Four patrolmen and a detective were promoted to patrol lieutenant positions in a City Hall ceremony Thursday, following the retirement Monday of four other officers.
Police Chief Lawrence M. Eggert said the department will switch from three eight-hour shifts per day to two 12-hour shifts, starting this morning.
The patrol force has been divided into four platoons instead of three, and the promotions came in response to a need for more commanders.
The new lieutenants are Travis A. Mapes, who was a detective, and former Patrolmen Rodney J. Peters, Anthony D. Pittman, Marshall K. Belling and Kendra L. DiTullio.

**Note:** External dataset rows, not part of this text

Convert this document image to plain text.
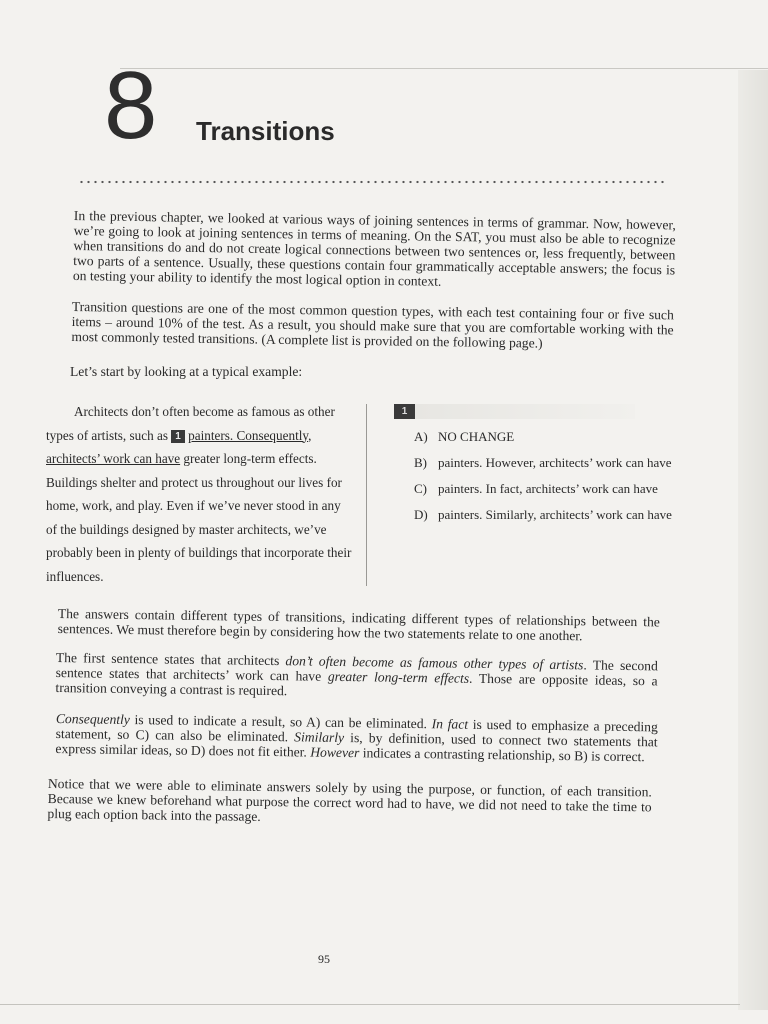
8 Transitions

In the previous chapter, we looked at various ways of joining sentences in terms of grammar. Now, however, we’re going to look at joining sentences in terms of meaning. On the SAT, you must also be able to recognize when transitions do and do not create logical connections between two sentences or, less frequently, between two parts of a sentence. Usually, these questions contain four grammatically acceptable answers; the focus is on testing your ability to identify the most logical option in context.

Transition questions are one of the most common question types, with each test containing four or five such items – around 10% of the test. As a result, you should make sure that you are comfortable working with the most commonly tested transitions. (A complete list is provided on the following page.)

Let’s start by looking at a typical example:

Architects don’t often become as famous as other types of artists, such as 1 painters. Consequently, architects’ work can have greater long-term effects. Buildings shelter and protect us throughout our lives for home, work, and play. Even if we’ve never stood in any of the buildings designed by master architects, we’ve probably been in plenty of buildings that incorporate their influences.

1
A) NO CHANGE
B) painters. However, architects’ work can have
C) painters. In fact, architects’ work can have
D) painters. Similarly, architects’ work can have

The answers contain different types of transitions, indicating different types of relationships between the sentences. We must therefore begin by considering how the two statements relate to one another.

The first sentence states that architects don’t often become as famous other types of artists. The second sentence states that architects’ work can have greater long-term effects. Those are opposite ideas, so a transition conveying a contrast is required.

Consequently is used to indicate a result, so A) can be eliminated. In fact is used to emphasize a preceding statement, so C) can also be eliminated. Similarly is, by definition, used to connect two statements that express similar ideas, so D) does not fit either. However indicates a contrasting relationship, so B) is correct.

Notice that we were able to eliminate answers solely by using the purpose, or function, of each transition. Because we knew beforehand what purpose the correct word had to have, we did not need to take the time to plug each option back into the passage.

95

Mayor Michael W. Tucker said the newly ratified contract between the city and the Hickory Club Police Benevolent Association, the police union, sets the department’s authorized strength at 45 members plus the chief, who is not in the union.
At present, there are 44 officers on the force, but Tucker said he’s not sure the vacancy will be filled soon, given the city’s financial woes. Lockport is rated “financially stressed” by the State Comptroller’s Office, having exhausted its fund balance.
The city’s 2014 budget, which called for laying off 16 employees, was prepared with state auditors looking over the Common Council’s shoulder.
However, the new police union contract included an incentive that produced four retirements, thus canceling out the four planned layoffs in the Police Department.
One firefighter also retired, thus reducing the number of layoffs in the Fire Department from eight to seven. Those job cuts take effect today, Tucker said.
Eggert said police officers will be working fewer days but more hours under the new schedule. Tucker said that should result in less overtime. “The chief thinks we could save as much as $175,000 (a year) in overtime,” the mayor said.
The city’s habit of underbudgeting police and fire overtime was a particularly sore point with the state auditors.
The Hickory Club contract, which is retroactive to Jan. 1, 2013, freezes police pay through 2016. The officers will receive 1.5 percent raises in January and July 2017 and in January and July 2018.
The early retirement incentive offered officers a payment of $1,000 for each year of service, with a limit of $30,000, Alderman Patrick W. Schrader said.
Tucker said the contractually required payment for the retirees’ unused sick and vacation time won’t start until 2015 and will be spread out over four to 10 years, easing the immediate financial strain on the city.
Other layoffs taking effect this week include building inspector David Miller and streets laborer George Wiley. However, Wiley’s job may be saved, Schrader said, because the layoff may have violated a no-layoff deal the city made with the American Federation of State, County and Municipal Employees in 2011, when that blue-collar union allowed the city to privatize garbage collection.
Tucker said Susan E. Israel, a senior account clerk in the City Clerk’s Office, remains on the payroll, transferring to a vacant job in the City Assessor’s Office.